In this new decade, I’ve been thinking a lot about how I can step up as a leader and even how I can support all of the leaders around me. You may think this is just about superintendents, principals, and assistant principals, but it’s not — it’s about everyone.
Whether you’re a superintendent, principal, literacy coach or a teacher, you want to make a difference. You have a bigger vision for your school. And you probably know that there’s more you could do to create more classrooms filled with engaged and joyful kids who love to read and write.
You can become the leader who inspires incredible work and helps your school create literacy reform. You can help teachers transform their practices. I’ve seen it happen, so I know what’s possible. I’ve witnessed teachers who desperately wanted their school to become a “workshop school” so they figured out ways to get funding for professional development, open their classrooms to others to learn, read together, or visit each other’s classrooms. It’s not always the principal or the superintendent who starts the fire.
In addition to fire, becoming a leader takes time and resources. And it’s completely possible for you.
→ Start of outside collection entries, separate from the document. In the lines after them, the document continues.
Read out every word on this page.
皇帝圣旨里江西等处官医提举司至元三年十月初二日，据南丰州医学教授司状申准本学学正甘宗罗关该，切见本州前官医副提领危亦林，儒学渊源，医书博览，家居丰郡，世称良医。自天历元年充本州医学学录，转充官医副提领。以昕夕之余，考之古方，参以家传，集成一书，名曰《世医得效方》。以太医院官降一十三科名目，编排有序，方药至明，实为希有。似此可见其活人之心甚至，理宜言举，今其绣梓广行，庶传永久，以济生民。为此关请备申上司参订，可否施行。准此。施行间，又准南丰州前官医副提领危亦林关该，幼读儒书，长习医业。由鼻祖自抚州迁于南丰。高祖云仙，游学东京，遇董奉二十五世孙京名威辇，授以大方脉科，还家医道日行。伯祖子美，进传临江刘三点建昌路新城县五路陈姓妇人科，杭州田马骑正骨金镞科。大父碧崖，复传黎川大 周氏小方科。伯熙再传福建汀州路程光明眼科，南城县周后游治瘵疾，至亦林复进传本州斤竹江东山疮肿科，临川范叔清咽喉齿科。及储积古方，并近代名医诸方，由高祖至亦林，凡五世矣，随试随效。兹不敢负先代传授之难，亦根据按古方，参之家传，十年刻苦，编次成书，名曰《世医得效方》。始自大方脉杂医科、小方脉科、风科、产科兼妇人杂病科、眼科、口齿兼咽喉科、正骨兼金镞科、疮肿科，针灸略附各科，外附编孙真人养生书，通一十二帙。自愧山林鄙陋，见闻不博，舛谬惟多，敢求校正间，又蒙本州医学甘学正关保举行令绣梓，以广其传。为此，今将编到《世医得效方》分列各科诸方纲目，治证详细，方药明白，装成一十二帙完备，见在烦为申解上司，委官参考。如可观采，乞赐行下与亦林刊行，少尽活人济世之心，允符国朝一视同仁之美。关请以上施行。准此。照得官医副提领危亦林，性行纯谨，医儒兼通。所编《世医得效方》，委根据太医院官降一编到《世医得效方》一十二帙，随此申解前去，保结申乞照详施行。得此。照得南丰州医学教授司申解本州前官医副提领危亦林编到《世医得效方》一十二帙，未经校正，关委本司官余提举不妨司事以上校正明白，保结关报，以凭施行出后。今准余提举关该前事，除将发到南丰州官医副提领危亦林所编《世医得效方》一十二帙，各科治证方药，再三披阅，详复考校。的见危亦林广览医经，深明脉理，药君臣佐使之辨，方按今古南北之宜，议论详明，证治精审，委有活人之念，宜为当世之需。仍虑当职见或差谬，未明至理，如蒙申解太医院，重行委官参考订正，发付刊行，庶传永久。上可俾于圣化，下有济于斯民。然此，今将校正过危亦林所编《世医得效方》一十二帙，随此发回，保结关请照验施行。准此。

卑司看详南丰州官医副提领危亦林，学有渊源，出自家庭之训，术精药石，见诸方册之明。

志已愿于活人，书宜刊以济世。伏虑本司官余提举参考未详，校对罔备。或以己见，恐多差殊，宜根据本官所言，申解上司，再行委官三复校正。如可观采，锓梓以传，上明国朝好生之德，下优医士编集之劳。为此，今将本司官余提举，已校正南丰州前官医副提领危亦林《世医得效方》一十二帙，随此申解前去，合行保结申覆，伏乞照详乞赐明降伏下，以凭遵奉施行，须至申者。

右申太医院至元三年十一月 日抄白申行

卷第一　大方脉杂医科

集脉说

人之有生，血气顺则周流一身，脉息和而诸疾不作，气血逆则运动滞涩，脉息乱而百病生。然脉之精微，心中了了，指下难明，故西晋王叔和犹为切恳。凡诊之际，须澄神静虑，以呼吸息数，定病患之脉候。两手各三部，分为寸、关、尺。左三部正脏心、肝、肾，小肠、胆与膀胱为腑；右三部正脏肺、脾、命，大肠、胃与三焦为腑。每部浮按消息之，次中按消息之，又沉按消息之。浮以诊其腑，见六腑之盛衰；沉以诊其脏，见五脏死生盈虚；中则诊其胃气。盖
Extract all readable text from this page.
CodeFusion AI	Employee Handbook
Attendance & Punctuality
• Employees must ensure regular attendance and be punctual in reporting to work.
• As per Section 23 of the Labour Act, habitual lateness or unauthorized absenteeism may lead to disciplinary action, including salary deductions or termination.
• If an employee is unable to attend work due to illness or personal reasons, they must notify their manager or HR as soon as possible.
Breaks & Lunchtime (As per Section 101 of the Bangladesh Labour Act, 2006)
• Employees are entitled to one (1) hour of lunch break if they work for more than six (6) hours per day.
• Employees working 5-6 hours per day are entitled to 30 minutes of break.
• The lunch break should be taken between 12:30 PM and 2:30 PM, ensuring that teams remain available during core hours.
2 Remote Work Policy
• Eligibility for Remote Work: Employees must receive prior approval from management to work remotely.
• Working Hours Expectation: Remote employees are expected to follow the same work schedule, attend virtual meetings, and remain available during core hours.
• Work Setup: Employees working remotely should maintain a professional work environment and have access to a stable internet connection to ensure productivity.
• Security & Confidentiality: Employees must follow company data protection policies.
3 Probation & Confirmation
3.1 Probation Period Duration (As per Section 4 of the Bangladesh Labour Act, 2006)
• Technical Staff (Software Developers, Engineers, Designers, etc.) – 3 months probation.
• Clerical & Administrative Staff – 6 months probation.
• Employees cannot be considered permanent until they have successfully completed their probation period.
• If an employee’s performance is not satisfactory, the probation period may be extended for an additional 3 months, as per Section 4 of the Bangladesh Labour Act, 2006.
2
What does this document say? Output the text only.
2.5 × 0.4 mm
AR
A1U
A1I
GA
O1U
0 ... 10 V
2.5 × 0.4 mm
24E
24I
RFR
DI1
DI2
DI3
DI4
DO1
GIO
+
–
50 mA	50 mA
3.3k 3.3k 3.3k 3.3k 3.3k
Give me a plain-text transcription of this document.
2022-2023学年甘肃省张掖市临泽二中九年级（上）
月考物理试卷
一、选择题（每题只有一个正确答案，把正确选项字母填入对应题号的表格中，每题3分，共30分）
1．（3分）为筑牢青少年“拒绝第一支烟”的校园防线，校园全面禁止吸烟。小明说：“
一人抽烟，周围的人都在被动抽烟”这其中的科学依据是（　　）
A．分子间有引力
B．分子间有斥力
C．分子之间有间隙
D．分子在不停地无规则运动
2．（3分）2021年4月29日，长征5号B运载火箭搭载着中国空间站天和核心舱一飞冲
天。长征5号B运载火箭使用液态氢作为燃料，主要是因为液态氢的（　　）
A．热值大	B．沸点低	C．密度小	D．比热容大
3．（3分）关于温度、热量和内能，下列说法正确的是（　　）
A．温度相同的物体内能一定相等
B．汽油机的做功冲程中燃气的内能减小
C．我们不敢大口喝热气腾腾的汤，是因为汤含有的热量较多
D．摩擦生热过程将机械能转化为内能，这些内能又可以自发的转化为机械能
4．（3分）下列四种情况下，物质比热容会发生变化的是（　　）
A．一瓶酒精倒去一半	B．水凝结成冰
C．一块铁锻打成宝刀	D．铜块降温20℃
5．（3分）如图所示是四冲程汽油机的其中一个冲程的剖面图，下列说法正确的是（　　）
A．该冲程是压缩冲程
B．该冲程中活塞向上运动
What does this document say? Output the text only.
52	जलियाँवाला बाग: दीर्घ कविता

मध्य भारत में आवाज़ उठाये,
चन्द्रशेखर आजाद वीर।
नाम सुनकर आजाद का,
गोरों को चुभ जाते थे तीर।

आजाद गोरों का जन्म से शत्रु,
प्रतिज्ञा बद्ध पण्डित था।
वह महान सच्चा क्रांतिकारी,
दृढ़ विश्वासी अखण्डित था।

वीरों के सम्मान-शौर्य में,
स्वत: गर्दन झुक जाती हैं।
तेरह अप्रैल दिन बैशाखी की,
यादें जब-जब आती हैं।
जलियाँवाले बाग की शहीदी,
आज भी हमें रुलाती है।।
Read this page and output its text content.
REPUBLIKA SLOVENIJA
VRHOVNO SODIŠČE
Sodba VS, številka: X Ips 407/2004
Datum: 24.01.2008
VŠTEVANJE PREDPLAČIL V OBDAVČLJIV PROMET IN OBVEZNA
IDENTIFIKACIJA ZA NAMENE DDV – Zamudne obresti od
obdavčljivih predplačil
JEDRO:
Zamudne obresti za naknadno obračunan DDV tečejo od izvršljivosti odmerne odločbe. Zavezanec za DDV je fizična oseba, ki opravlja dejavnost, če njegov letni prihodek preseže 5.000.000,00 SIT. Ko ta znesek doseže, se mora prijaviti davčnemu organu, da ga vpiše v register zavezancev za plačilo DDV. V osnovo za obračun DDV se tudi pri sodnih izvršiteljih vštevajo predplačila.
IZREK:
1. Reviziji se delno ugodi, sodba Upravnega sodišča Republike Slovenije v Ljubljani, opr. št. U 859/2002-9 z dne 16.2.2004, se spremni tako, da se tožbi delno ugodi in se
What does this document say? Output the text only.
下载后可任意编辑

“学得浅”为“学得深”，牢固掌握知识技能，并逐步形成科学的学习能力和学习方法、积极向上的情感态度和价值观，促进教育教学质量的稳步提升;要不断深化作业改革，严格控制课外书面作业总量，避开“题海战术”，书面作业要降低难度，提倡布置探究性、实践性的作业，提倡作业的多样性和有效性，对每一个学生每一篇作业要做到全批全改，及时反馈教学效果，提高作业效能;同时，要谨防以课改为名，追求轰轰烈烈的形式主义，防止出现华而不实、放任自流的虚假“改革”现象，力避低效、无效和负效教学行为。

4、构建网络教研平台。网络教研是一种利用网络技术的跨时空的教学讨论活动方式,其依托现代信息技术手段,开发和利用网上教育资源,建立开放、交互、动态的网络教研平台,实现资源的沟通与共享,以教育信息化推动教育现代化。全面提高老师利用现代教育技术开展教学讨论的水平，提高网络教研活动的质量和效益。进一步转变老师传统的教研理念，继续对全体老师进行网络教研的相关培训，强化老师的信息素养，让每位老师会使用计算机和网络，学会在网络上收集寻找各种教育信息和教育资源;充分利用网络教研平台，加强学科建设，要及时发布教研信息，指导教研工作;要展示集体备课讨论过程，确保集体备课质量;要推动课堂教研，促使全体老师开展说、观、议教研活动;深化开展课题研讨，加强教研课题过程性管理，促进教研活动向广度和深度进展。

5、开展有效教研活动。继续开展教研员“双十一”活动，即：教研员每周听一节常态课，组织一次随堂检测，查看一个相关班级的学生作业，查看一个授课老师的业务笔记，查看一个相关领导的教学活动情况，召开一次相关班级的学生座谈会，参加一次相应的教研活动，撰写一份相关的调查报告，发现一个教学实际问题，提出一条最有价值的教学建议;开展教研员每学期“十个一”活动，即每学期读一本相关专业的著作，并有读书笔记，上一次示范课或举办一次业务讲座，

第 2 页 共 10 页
Here are four ways to become a true leader:
- Start with a shared vision.
Explain to your teachers or colleagues why this work is so important and why everyone should get on board. Start by showing videos or visiting classrooms or schools that have made this possible and are seeing success. See if you can create a sense of, “We’re all in this together. I’m in it with you and will be learning alongside you.”This year, I sent a Welcome Packet to each school we work with at the start of the year. In it, was a short letter that reminds leaders to rally their teachers at the start of the year. Well, it’s the start of a new year and a new decade, so even if you didn’t do this in August, now is a perfect time! Gather your teachers and tell them about your dream for your school and district and invite them to join in your vision.
- Lead by example.
Working as a staff developer for 15 years, I’ve seen leaders who really jump in with fellow teachers and leaders who only watch and don’t get involved. Teachers will have the most respect for a leader who’s willing to try this work out in classrooms, read about it, and plan right alongside them.
- Create safe learning environments for teachers to build their content knowledge and method background.
You can accomplish this in many different ways. Start with studying a professional book or a topic (for example: mini-lessons) during a faculty meeting or PLC time. You can also do this with the support of a literacy coach (if your school is lucky enough to have one) and through the support of an outside staff developer — that’s us! In this safe and welcoming environment, teachers feel comfortable and confident to ask questions and learn together.
- Have goal-driven conversations.
While you’ll want to develop goals and bottom lines that everyone is working towards, our teachers are all at different levels. For this reason, you’ll want teachers to be able to set their own individual goals and work towards them. You may decide as a school to help kids become independent as readers and writers, and develop structures and routines. Then an individual teacher can strive to have strong read alouds where kids are invested and having powerful conversations.
What are you doing in the name of leadership?